2024-2025 : Analyse et projections de l’économie marocaine

Par Abdelghani Youmni (*)

L’économie mondiale évolue à un rythme effréné sur le plan macroéconomique, tandis que les transformations microéconomiques peinent à suivre. Dans un climat marqué par les risques, des guerres des monnaies et des incertitudes géopolitiques, la volatilité des marchés s’accentue. La prépondérance des portefeuilles de dettes à long terme contraste avec la faiblesse des placements boursiers à court terme. Ces réelles préoccupations s’ajoutent à la montée du protectionnisme qui exerce une pression sur le libre-échange, alimentant la montée des tarifs douaniers. La croissance économique mondiale reste tributaire de deux facteurs essentiels : la confiance et la circulation des capitaux.

Pour l’heure, l’atténuation des déséquilibres entre l’offre et la demande, le recul des pressions de fret et de conflits mondialisés sur les hydrocarbures et sur les céréales ont permis un fléchissement de l’inflation. Cette impression d’immunisation a donné de l’espoir aux banques centrales.

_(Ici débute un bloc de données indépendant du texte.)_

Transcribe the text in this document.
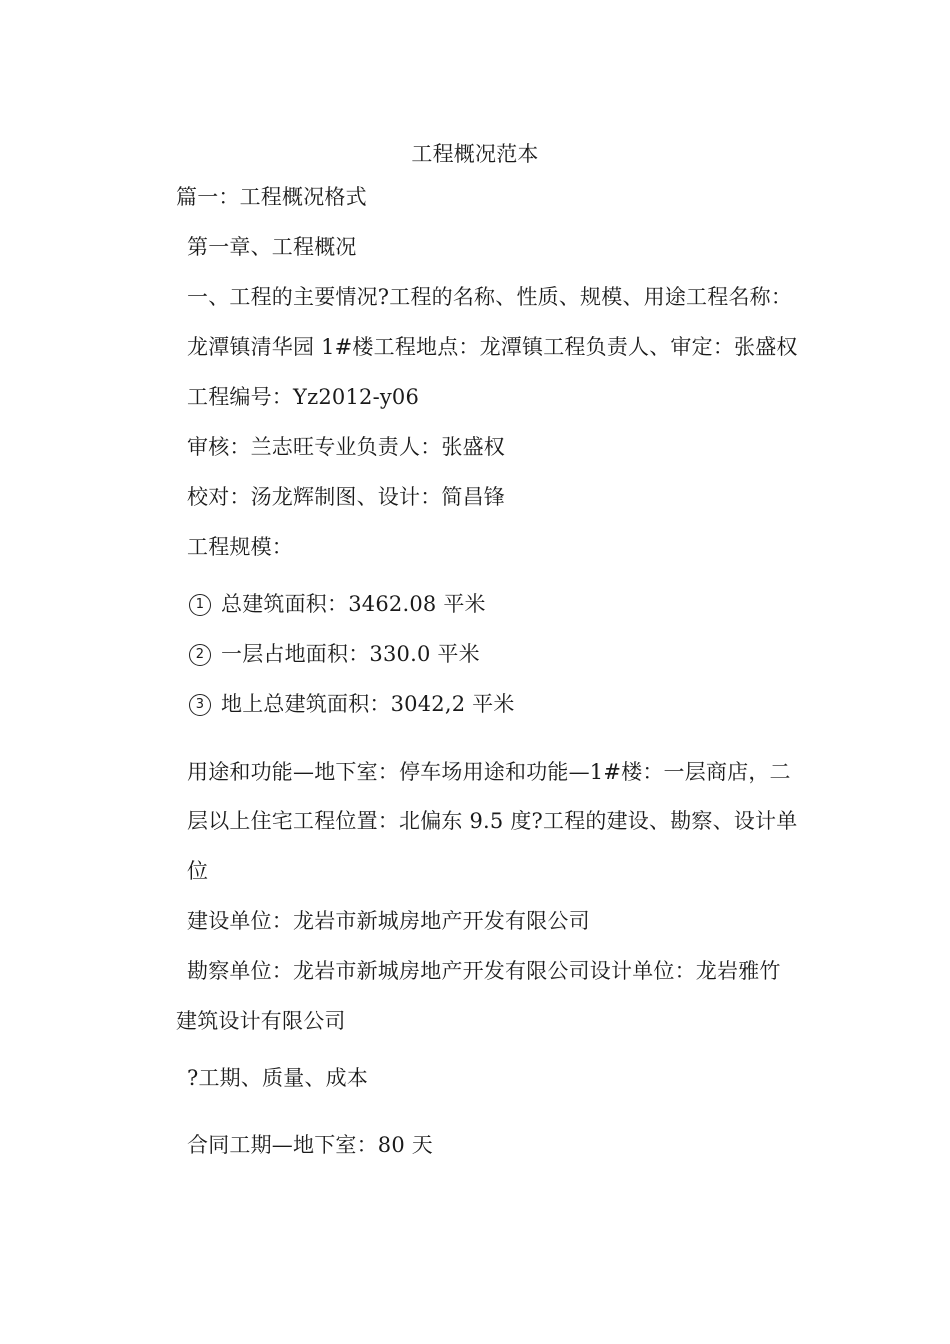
工程概况范本
篇一：工程概况格式
第一章、工程概况
一、工程的主要情况?工程的名称、性质、规模、用途工程名称：
龙潭镇清华园 1#楼工程地点：龙潭镇工程负责人、审定：张盛权
工程编号：Yz2012-y06
审核：兰志旺专业负责人：张盛权
校对：汤龙辉制图、设计：简昌锋
工程规模：
1 总建筑面积：3462.08 平米
2 一层占地面积：330.0 平米
3 地上总建筑面积：3042,2 平米
用途和功能—地下室：停车场用途和功能—1#楼：一层商店，二
层以上住宅工程位置：北偏东 9.5 度?工程的建设、勘察、设计单
位
建设单位：龙岩市新城房地产开发有限公司
勘察单位：龙岩市新城房地产开发有限公司设计单位：龙岩雅竹
建筑设计有限公司
?工期、质量、成本
合同工期—地下室：80 天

Aux Etats-Unis, la Fed a abaissé ses taux directeurs de 0.25 point à trois reprises. En zone euro, la BCE les a réduits de 4% à 3% en un an pour atteindre 2.5% à la fin de 2025.

Ces dynamiques globales trouvent écho dans les défis spécifiques auxquels le Maroc a été confronté en 2024. L’année avait débuté sous le signe de l’inflation, du chômage et de sécheresse. Néanmoins, le caractère résilient de l’économie nationale s’est confirmé avec une croissance à 3.1% conjuguée à sa spécificité de ne pas tomber dans le guêpier de l’inflation. Selon, le Haut-Commissariat au Plan (HCP), le dernier trimestre a connu un ralentissement à 3% après un pic à 4% au trimestre de l’été.

Dans ce contexte, les secteurs clés de l’économie du royaume ont connu des évolutions tempérées. L’agriculture a subi en raison des conditions climatiques une baisse de 5.3% alors que l’industrie extractive soutenue par la demande extérieure a connu une croissance de 6.8%. Les industries manufacturières ont progressé de 3.6%. Puis enfin le secteur touristique dont le chiffre a culminé à plus de 17 millions de visiteurs, sa contribution au PIB pourrait passer de 7.1 à 7.5 % d’ici 2030.

Lire aussi : L’économie mondiale devra progresser de 2,7% en 2025-26 et de 4% dans les pays en développement

Toutefois, réduire l’analyse économique marocaine à des chiffres serait simpliste. Malgré les mesures sociales saluées par les institutions internationales, le pays reste confronté à une flambée des prix non compensée par une hausse des salaires, d’une pauvreté menaçant les équilibres démographiques régionaux, un chômage des jeunes persistant et une dépendance aux exportations vers la zone euro et à l’agriculture.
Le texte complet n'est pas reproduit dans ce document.